Palm Sunday Under the Sign of the Cross: Pope Leo XIV’s Clear Gospel Rebuke of War

Written by Michael van der Galien
, EWTN Theotokos

On Palm Sunday in St. Peter’s Square, Pope Leo XIV placed the Church’s gaze on Christ not as a banner for earthly power, but as “Jesus, King of Peace,” insisting that no one can invoke the Lord to justify bloodshed. In the heart of Holy Week, Pope Leo’s homily drew a sharp evangelical line: the God revealed in Jesus does not sanctify war, and prayer itself becomes a lie when joined to violence.

The Pope’s words were among his strongest yet. “Jesus, King of Peace, who rejects war,” he said, is one “whom no one can use to justify war.” He then cited Isaiah’s warning: “your hands are full of blood.” That language matters. Pope Leo did not offer a vague appeal for harmony; he made a theological judgment. Palm Sunday reveals a Messiah who enters Jerusalem in meekness, not conquest, and who answers swords not with retaliation but with self-offering love.

Just as important is what the Holy Father did not do. In the official homily, he did not name particular states or leaders. Yet his words came amid the ongoing war involving Iran, Israel, and the United States, and major reporting on the event understood his message in that immediate context. Reuters noted that the Pope’s remarks followed weeks of sharper Vatican concern about the conflict, while AP observed that his Palm Sunday appeal especially remembered suffering Christians in the Middle East.
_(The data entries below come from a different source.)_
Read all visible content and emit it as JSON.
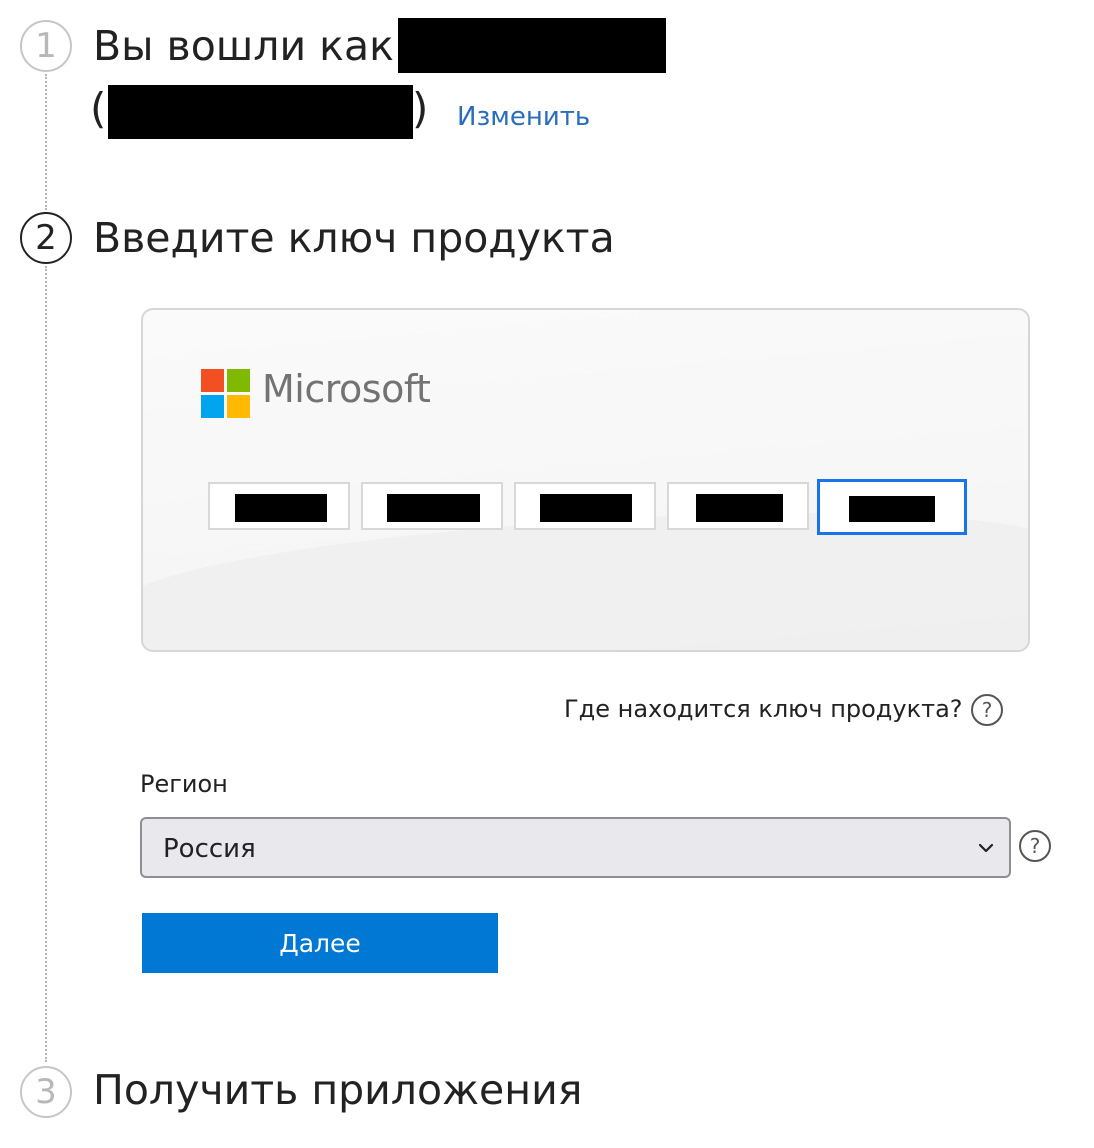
{
  "steps": [
    {
      "number": "1",
      "state": "inactive",
      "title": "Вы вошли как"
    },
    {
      "number": "2",
      "state": "active",
      "title": "Введите ключ продукта"
    },
    {
      "number": "3",
      "state": "inactive",
      "title": "Получить приложения"
    }
  ],
  "account": {
    "paren_open": "(",
    "paren_close": ")",
    "change_label": "Изменить"
  },
  "product_key": {
    "brand": "Microsoft",
    "segment_count": 5,
    "focused_segment": 5
  },
  "help": {
    "where_key_text": "Где находится ключ продукта?",
    "icon_glyph": "?"
  },
  "region": {
    "label": "Регион",
    "selected": "Россия"
  },
  "buttons": {
    "next_label": "Далее"
  },
  "colors": {
    "accent": "#0078d4",
    "link": "#2a6ebb",
    "focus": "#1a73e8",
    "ms_red": "#f25022",
    "ms_green": "#7fba00",
    "ms_blue": "#00a4ef",
    "ms_yellow": "#ffb900"
  },
  "icons": {
    "select": "chevron-down-icon",
    "help": "question-circle-icon"
  }
}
That distinction should guide Catholics everywhere. The Pope’s teaching is not partisan rhetoric and not a geopolitical slogan. It is a Christological claim: the true face of God is seen in the Crucified, and therefore any attempt to drape war in the language of divine approval is a betrayal of the Gospel. Leo deepened that point by saying that, in Christ’s wounds, we see “a crucified humanity” and hear the cries of those “oppressed by violence and victims of war.”

At the end of Mass, the Holy Father made the application even more concrete, praying especially for Christians in the Middle East who, he said, are “suffering the consequences of an atrocious conflict” and in many cases cannot fully live the rites of Holy Week. That appeal gave his Palm Sunday message a distinctly pastoral form: not abstract denunciation, but solidarity with wounded believers and with all whose lives have been crushed by war.

For Catholics entering Holy Week, Pope Leo XIV has offered something bracing and needed: a recovery of moral clarity. Christ does not belong to the war-maker. He is not the chaplain of national ambition. He is the Lamb who rides into Jerusalem unarmed, the King whose throne is the Cross, and the Lord who still says to a violent world: lay down your weapons, remember that you are brothers and sisters. That is not political softness. It is the scandalous strength of the Gospel.